Manoir breton du XVe siècle niché à Pont-Aven, le Lezaven doit sa célébrité à Gauguin et à l'école américaine de peinture — un écrin de pierre où l'art impressionniste prit racine.
Au cœur de Pont-Aven, ce bourg finistérien que les peintres du XIXe siècle élevèrent au rang de mythe, le manoir de Lezaven se dresse comme l'un des témoins les plus intimes de l'effervescence artistique qui transforma ce village en capitale mondiale de la peinture en plein air. Loin de la grandiloquence des châteaux de la Loire, il incarne la sobriété élégante de l'architecture manoriale bretonne, dont la pierre grise et les volumes ramassés semblent avoir été pensés pour résister aux caprices du climat atlantique autant que pour traverser les siècles. Ce qui distingue Lezaven de tous les autres manoirs de Bretagne, c'est l'atelier de peintre aménagé vers 1865 dans un corps de bâtiment prolongeant le logis vers l'ouest. Cet espace lumineux, conçu pour accueillir les grandes toiles, devint rapidement le centre névralgique de l'école américaine de Pont-Aven, animée par le peintre Robert Wylie.

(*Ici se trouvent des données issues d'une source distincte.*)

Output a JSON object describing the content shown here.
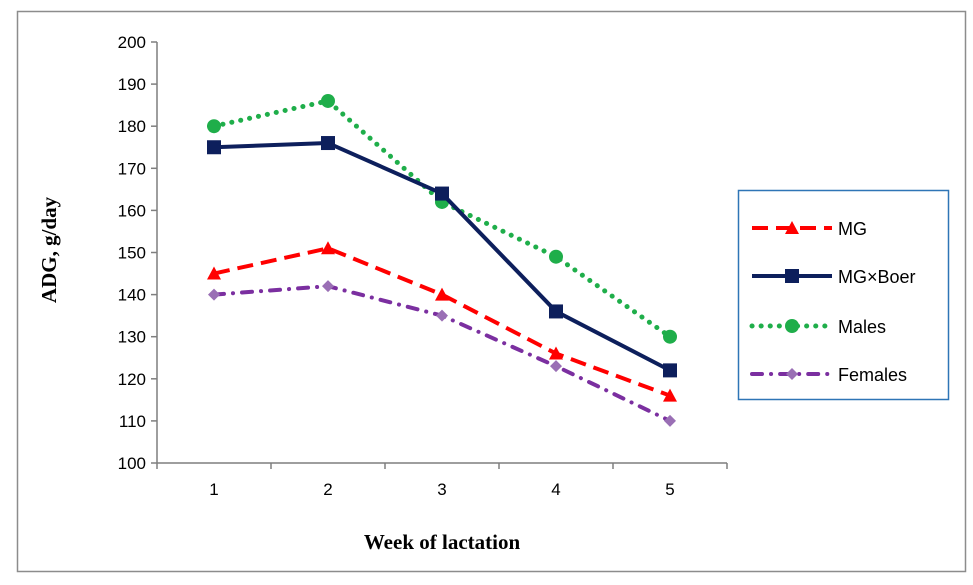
{
  "chart_data": {
    "type": "line",
    "title": "",
    "xlabel": "Week of lactation",
    "ylabel": "ADG, g/day",
    "categories": [
      "1",
      "2",
      "3",
      "4",
      "5"
    ],
    "ylim": [
      100,
      200
    ],
    "yticks": [
      100,
      110,
      120,
      130,
      140,
      150,
      160,
      170,
      180,
      190,
      200
    ],
    "grid": false,
    "legend_position": "right",
    "series": [
      {
        "name": "MG",
        "values": [
          145,
          151,
          140,
          126,
          116
        ],
        "color": "#ff0000",
        "line_style": "dashed",
        "marker": "triangle"
      },
      {
        "name": "MG×Boer",
        "values": [
          175,
          176,
          164,
          136,
          122
        ],
        "color": "#0d1f5c",
        "line_style": "solid",
        "marker": "square"
      },
      {
        "name": "Males",
        "values": [
          180,
          186,
          162,
          149,
          130
        ],
        "color": "#1fae4a",
        "line_style": "dotted",
        "marker": "circle"
      },
      {
        "name": "Females",
        "values": [
          140,
          142,
          135,
          123,
          110
        ],
        "color": "#7b2fa0",
        "line_style": "dash-dot",
        "marker": "diamond",
        "marker_color": "#9a6fb5"
      }
    ]
  }
}
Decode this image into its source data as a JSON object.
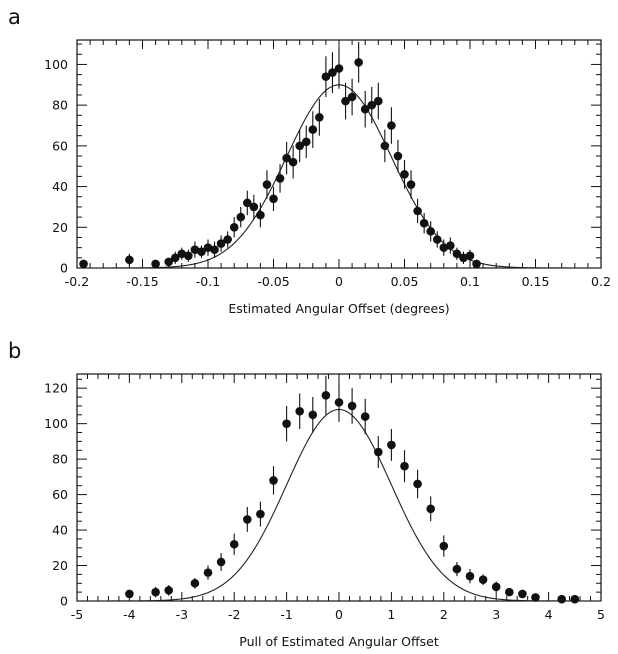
{
  "chart_data": [
    {
      "panel_label": "a",
      "type": "scatter",
      "xlabel": "Estimated Angular Offset (degrees)",
      "ylabel": "",
      "xlim": [
        -0.2,
        0.2
      ],
      "ylim": [
        0,
        112
      ],
      "xticks": [
        "-0.2",
        "-0.15",
        "-0.1",
        "-0.05",
        "0",
        "0.05",
        "0.1",
        "0.15",
        "0.2"
      ],
      "xtick_values": [
        -0.2,
        -0.15,
        -0.1,
        -0.05,
        0,
        0.05,
        0.1,
        0.15,
        0.2
      ],
      "yticks": [
        "0",
        "20",
        "40",
        "60",
        "80",
        "100"
      ],
      "ytick_values": [
        0,
        20,
        40,
        60,
        80,
        100
      ],
      "grid": false,
      "series": [
        {
          "x": [
            -0.195,
            -0.16,
            -0.14,
            -0.13,
            -0.125,
            -0.12,
            -0.115,
            -0.11,
            -0.105,
            -0.1,
            -0.095,
            -0.09,
            -0.085,
            -0.08,
            -0.075,
            -0.07,
            -0.065,
            -0.06,
            -0.055,
            -0.05,
            -0.045,
            -0.04,
            -0.035,
            -0.03,
            -0.025,
            -0.02,
            -0.015,
            -0.01,
            -0.005,
            0,
            0.005,
            0.01,
            0.015,
            0.02,
            0.025,
            0.03,
            0.035,
            0.04,
            0.045,
            0.05,
            0.055,
            0.06,
            0.065,
            0.07,
            0.075,
            0.08,
            0.085,
            0.09,
            0.095,
            0.1,
            0.105
          ],
          "y": [
            2,
            4,
            2,
            3,
            5,
            7,
            6,
            9,
            8,
            10,
            9,
            12,
            14,
            20,
            25,
            32,
            30,
            26,
            41,
            34,
            44,
            54,
            52,
            60,
            62,
            68,
            74,
            94,
            96,
            98,
            82,
            84,
            101,
            78,
            80,
            82,
            60,
            70,
            55,
            46,
            41,
            28,
            22,
            18,
            14,
            10,
            11,
            7,
            5,
            6,
            2
          ],
          "yerr": [
            2,
            3,
            2,
            2,
            3,
            3,
            3,
            4,
            3,
            4,
            4,
            4,
            4,
            5,
            5,
            6,
            6,
            6,
            7,
            6,
            7,
            8,
            8,
            8,
            8,
            9,
            9,
            10,
            10,
            10,
            9,
            9,
            10,
            9,
            9,
            9,
            8,
            9,
            8,
            7,
            7,
            6,
            5,
            5,
            4,
            4,
            4,
            3,
            3,
            3,
            2
          ]
        }
      ],
      "fit": {
        "type": "gaussian",
        "amplitude": 90,
        "mean": 0,
        "sigma": 0.04
      }
    },
    {
      "panel_label": "b",
      "type": "scatter",
      "xlabel": "Pull of Estimated Angular Offset",
      "ylabel": "",
      "xlim": [
        -5,
        5
      ],
      "ylim": [
        0,
        128
      ],
      "xticks": [
        "-5",
        "-4",
        "-3",
        "-2",
        "-1",
        "0",
        "1",
        "2",
        "3",
        "4",
        "5"
      ],
      "xtick_values": [
        -5,
        -4,
        -3,
        -2,
        -1,
        0,
        1,
        2,
        3,
        4,
        5
      ],
      "yticks": [
        "0",
        "20",
        "40",
        "60",
        "80",
        "100",
        "120"
      ],
      "ytick_values": [
        0,
        20,
        40,
        60,
        80,
        100,
        120
      ],
      "grid": false,
      "series": [
        {
          "x": [
            -4.0,
            -3.5,
            -3.25,
            -2.75,
            -2.5,
            -2.25,
            -2.0,
            -1.75,
            -1.5,
            -1.25,
            -1.0,
            -0.75,
            -0.5,
            -0.25,
            0.0,
            0.25,
            0.5,
            0.75,
            1.0,
            1.25,
            1.5,
            1.75,
            2.0,
            2.25,
            2.5,
            2.75,
            3.0,
            3.25,
            3.5,
            3.75,
            4.25,
            4.5
          ],
          "y": [
            4,
            5,
            6,
            10,
            16,
            22,
            32,
            46,
            49,
            68,
            100,
            107,
            105,
            116,
            112,
            110,
            104,
            84,
            88,
            76,
            66,
            52,
            31,
            18,
            14,
            12,
            8,
            5,
            4,
            2,
            1,
            1
          ],
          "yerr": [
            2,
            3,
            3,
            3,
            4,
            5,
            6,
            7,
            7,
            8,
            10,
            10,
            10,
            11,
            11,
            10,
            10,
            9,
            9,
            9,
            8,
            7,
            6,
            4,
            4,
            3,
            3,
            2,
            2,
            2,
            1,
            1
          ]
        }
      ],
      "fit": {
        "type": "gaussian",
        "amplitude": 108,
        "mean": 0,
        "sigma": 1.0
      }
    }
  ]
}
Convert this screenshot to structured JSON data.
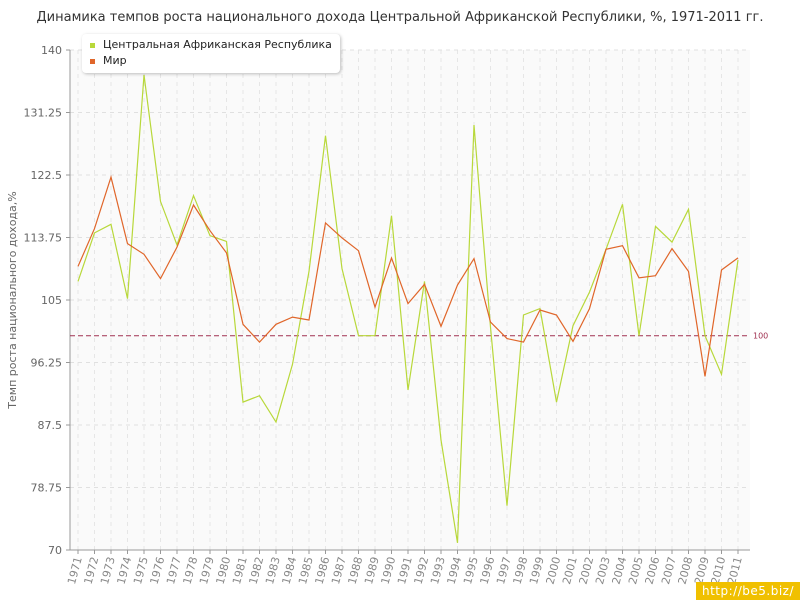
{
  "title": "Динамика темпов роста национального дохода Центральной Африканской Республики, %, 1971-2011 гг.",
  "watermark": "http://be5.biz/",
  "legend": {
    "items": [
      {
        "label": "Центральная Африканская Республика",
        "color": "#b8d83a"
      },
      {
        "label": "Мир",
        "color": "#e0662a"
      }
    ]
  },
  "chart_data": {
    "type": "line",
    "title": "Динамика темпов роста национального дохода Центральной Африканской Республики, %, 1971-2011 гг.",
    "xlabel": "",
    "ylabel": "Темп роста национального дохода,%",
    "ylim": [
      70,
      140
    ],
    "yticks": [
      "70",
      "78.75",
      "87.5",
      "96.25",
      "105",
      "113.75",
      "122.5",
      "131.25",
      "140"
    ],
    "x": [
      1971,
      1972,
      1973,
      1974,
      1975,
      1976,
      1977,
      1978,
      1979,
      1980,
      1981,
      1982,
      1983,
      1984,
      1985,
      1986,
      1987,
      1988,
      1989,
      1990,
      1991,
      1992,
      1993,
      1994,
      1995,
      1996,
      1997,
      1998,
      1999,
      2000,
      2001,
      2002,
      2003,
      2004,
      2005,
      2006,
      2007,
      2008,
      2009,
      2010,
      2011
    ],
    "reference_line": {
      "value": 100,
      "label": "100",
      "color": "#a03050"
    },
    "series": [
      {
        "name": "Центральная Африканская Республика",
        "color": "#b8d83a",
        "values": [
          107.6,
          114.4,
          115.6,
          105.2,
          136.5,
          118.8,
          112.7,
          119.6,
          114.0,
          113.2,
          90.7,
          91.6,
          87.9,
          96.0,
          109.0,
          128.0,
          109.4,
          100.0,
          100.0,
          116.8,
          92.4,
          107.6,
          85.4,
          71.0,
          129.5,
          101.2,
          76.2,
          102.9,
          103.8,
          90.7,
          101.4,
          106.1,
          112.1,
          118.4,
          100.0,
          115.3,
          113.1,
          117.7,
          100.0,
          94.6,
          110.6
        ]
      },
      {
        "name": "Мир",
        "color": "#e0662a",
        "values": [
          109.7,
          115.0,
          122.2,
          112.9,
          111.4,
          108.0,
          112.4,
          118.3,
          114.7,
          111.6,
          101.6,
          99.1,
          101.6,
          102.6,
          102.2,
          115.8,
          113.7,
          111.9,
          104.0,
          110.9,
          104.5,
          107.2,
          101.3,
          107.1,
          110.8,
          101.9,
          99.6,
          99.1,
          103.6,
          102.9,
          99.2,
          103.8,
          112.1,
          112.6,
          108.1,
          108.4,
          112.2,
          109.0,
          94.3,
          109.2,
          110.9
        ]
      }
    ]
  }
}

Artistes venus de Boston, de New York et de Philadelphie s'y retrouvaient pour travailler d'après nature, attirés par la lumière dorée de la vallée de l'Aven et par l'hospitalité singulière du lieu. Paul Gauguin lui-même foula les dalles de ce manoir lors de deux séjours mémorables. Si sa présence à Pont-Aven est plus souvent associée à la pension Gloanec ou aux sous-bois du Bois d'Amour, Lezaven constitua pour lui une étape fondatrice — un espace de travail et de méditation où se forge, selon les historiens de l'art, une partie de la réflexion qui mènera au synthétisme et, plus tard, aux grandes toiles de Tahiti. Visiter le manoir de Lezaven aujourd'hui, c'est déambuler dans une architecture à strates : la cour intérieure avec son portail d'accès, le logis médiéval et sa tour d'escalier demi hors-œuvre, puis les communs du XIXe siècle qui le prolongent au nord. L'ensemble, partiellement inscrit aux Monuments Historiques depuis 1995, convoque une atmosphère rare, suspendue entre austérité gothique et douceur impressionniste. Les amateurs de peinture, d'histoire de l'art et de patrimoine rural breton y trouveront matière à une contemplation prolongée.
Le manoir de Lezaven présente une silhouette caractéristique de l'architecture manoriale bretonne du bas Moyen Âge : deux ailes en retour d'équerre forment un angle rentrant qui délimite une cour intérieure fermée par un portail d'accès. La tour d'escalier demi hors-œuvre, élément structurant et symbolique de ce type d'édifice, s'insère dans le raccord des deux ailes et assure la desserte verticale des niveaux. Sa section semi-circulaire et son couronnement discret rappellent les tours similaires que l'on rencontre dans les manoirs de Cornouaille et du Léon, témoignant d'un savoir-faire local maîtrisé. Les matériaux employés sont ceux de la tradition constructive finistérienne : le granite bleuté ou gris des carrières locales pour les murs porteurs, avec des encadrements d'ouvertures soigneusement taillés qui révèlent le soin apporté aux éléments de prestige. Les remaniements du XVIIe siècle introduisent quelques modénatures classicisantes sur certaines fenêtres, sans rompre l'harmonie d'ensemble. La toiture, à pentes prononcées selon l'usage breton, couronne l'édifice d'une silhouette austère et robuste. L'atelier de peintre construit vers 1865 se distingue nettement du logis médiéval par sa fonctionnalité assumée : de grandes baies vitrées, orientées pour capter la lumière nord idéale aux artistes, percent une façade dépouillée de tout ornement superflu. Cet appendice utilitaire constitue paradoxalement l'élément le plus chargé d'histoire du manoir, puisque c'est entre ses murs sobres que naquit une page majeure de l'histoire de l'art occidental.